Resilient multi-core systems: a hierarchical formal model for N-variant executions

  • Authors:
  • Axel Krings;Li Tan;Clinton Jeffery;Robert Rinker

  • Affiliations:
  • University of Idaho, Moscow, ID;Washington State University, Richland, WA;University of Idaho, Moscow, ID;University of Idaho, Moscow, ID

  • Venue:
  • Proceedings of the 5th Annual Workshop on Cyber Security and Information Intelligence Research: Cyber Security and Information Intelligence Challenges and Strategies
  • Year:
  • 2009

Quantified Score

Hi-index 0.00

Visualization

Abstract

This research presents a hierarchical formal model capable of providing adjustable levels of service and quality of assurance, which is especially suitable for multi-core processor systems. The multi-layered architecture supports multiple levels of fault detection, masking, and dynamic load balancing. Unlike traditional fault-tolerant architectures that treat service requirements uniformly, each layer of the assured architecture implements a different level of services and information assurances. The system achieves load balancing by moving between layers of different complexity. Functionalities at different layers range from essential services necessary to satisfy the most stringent requirements for information assurance and system survivability at the lowest layer, to increasingly sophisticated functionalities with extended capabilities and complexity at higher layers. Low-layer functionalities can be used to monitor the behavior of high-layer functionalities.

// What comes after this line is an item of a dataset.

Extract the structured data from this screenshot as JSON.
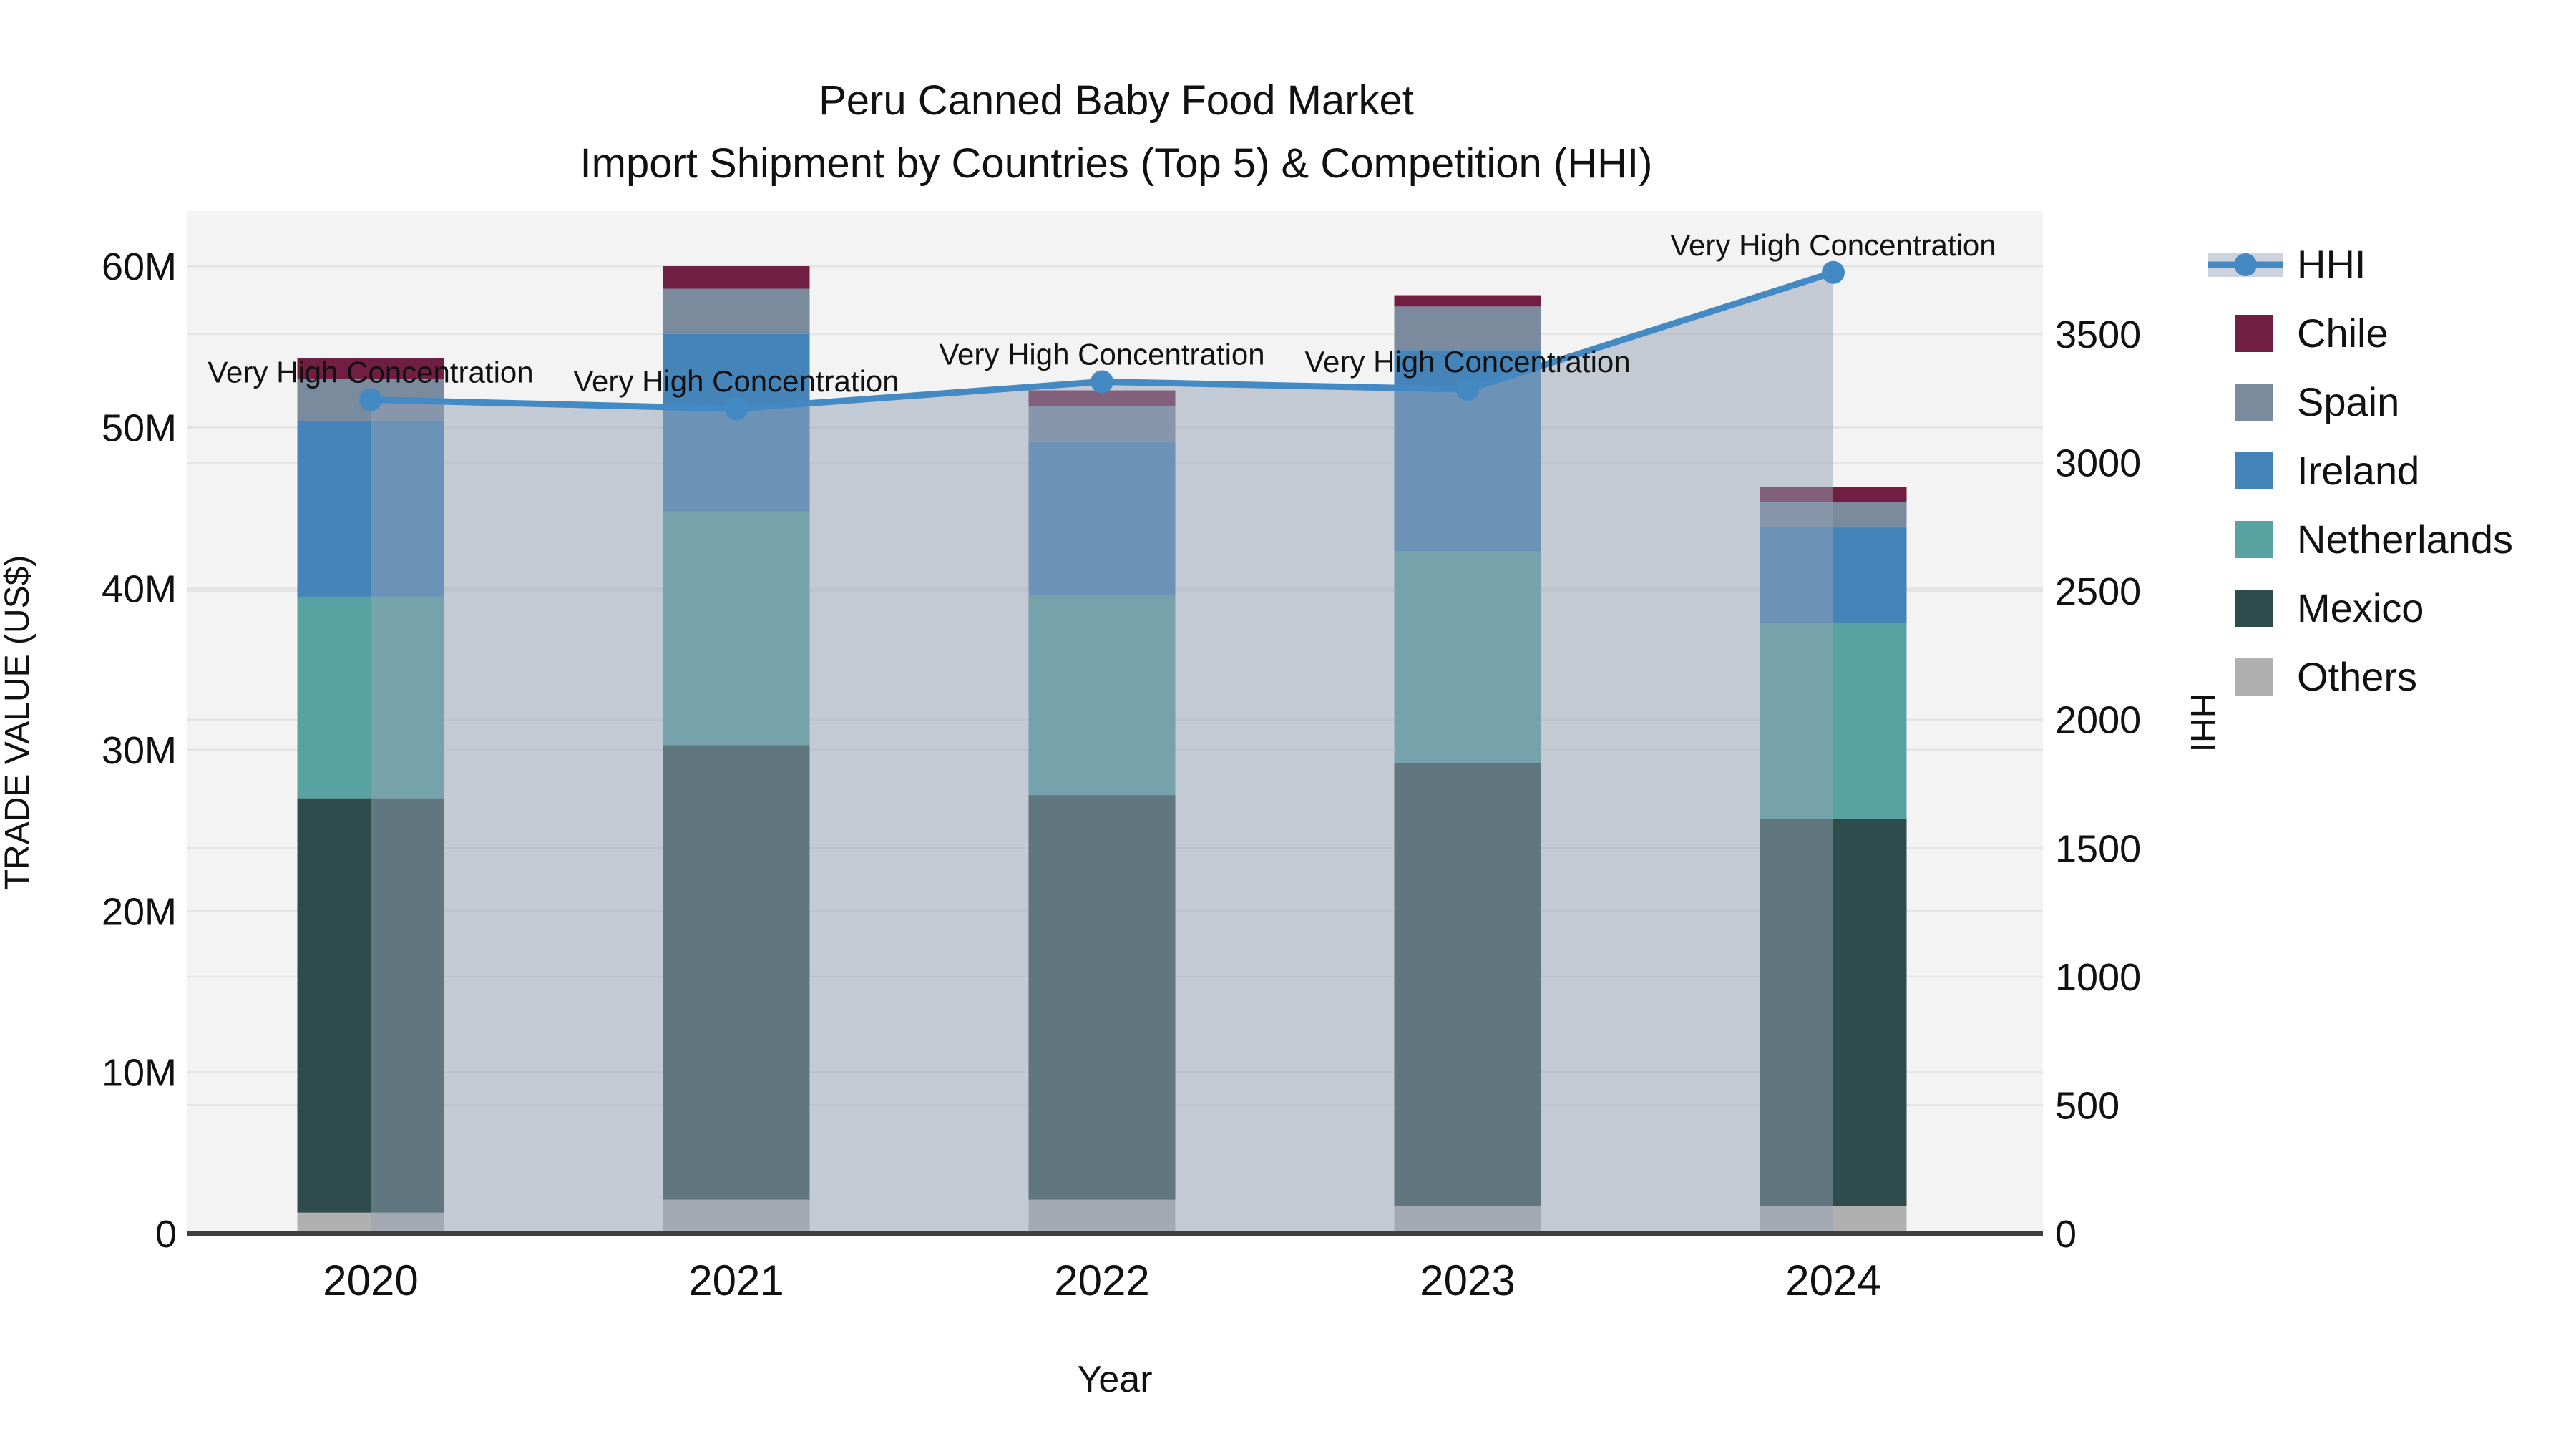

At each layer of the assured architecture, N-variant implementations make efficient use of multi-core hardware. The degree of the introduced redundancy in each layer determines the mix of faults that can be tolerated. The use of hybrid fault models allows us to consider fault types ranging from benign faults to Byzantine faults. Our framework extends recent work in N-variant systems for intrusion detection, which are demonstrated to be special cases. Furthermore, it allows the movement in a tradeoff space between (1) the levels of assurance provided at different layers, (2) the levels of redundancy used at specific layers, which determine the fault types that can be tolerated, and (3) the desired run-time overhead.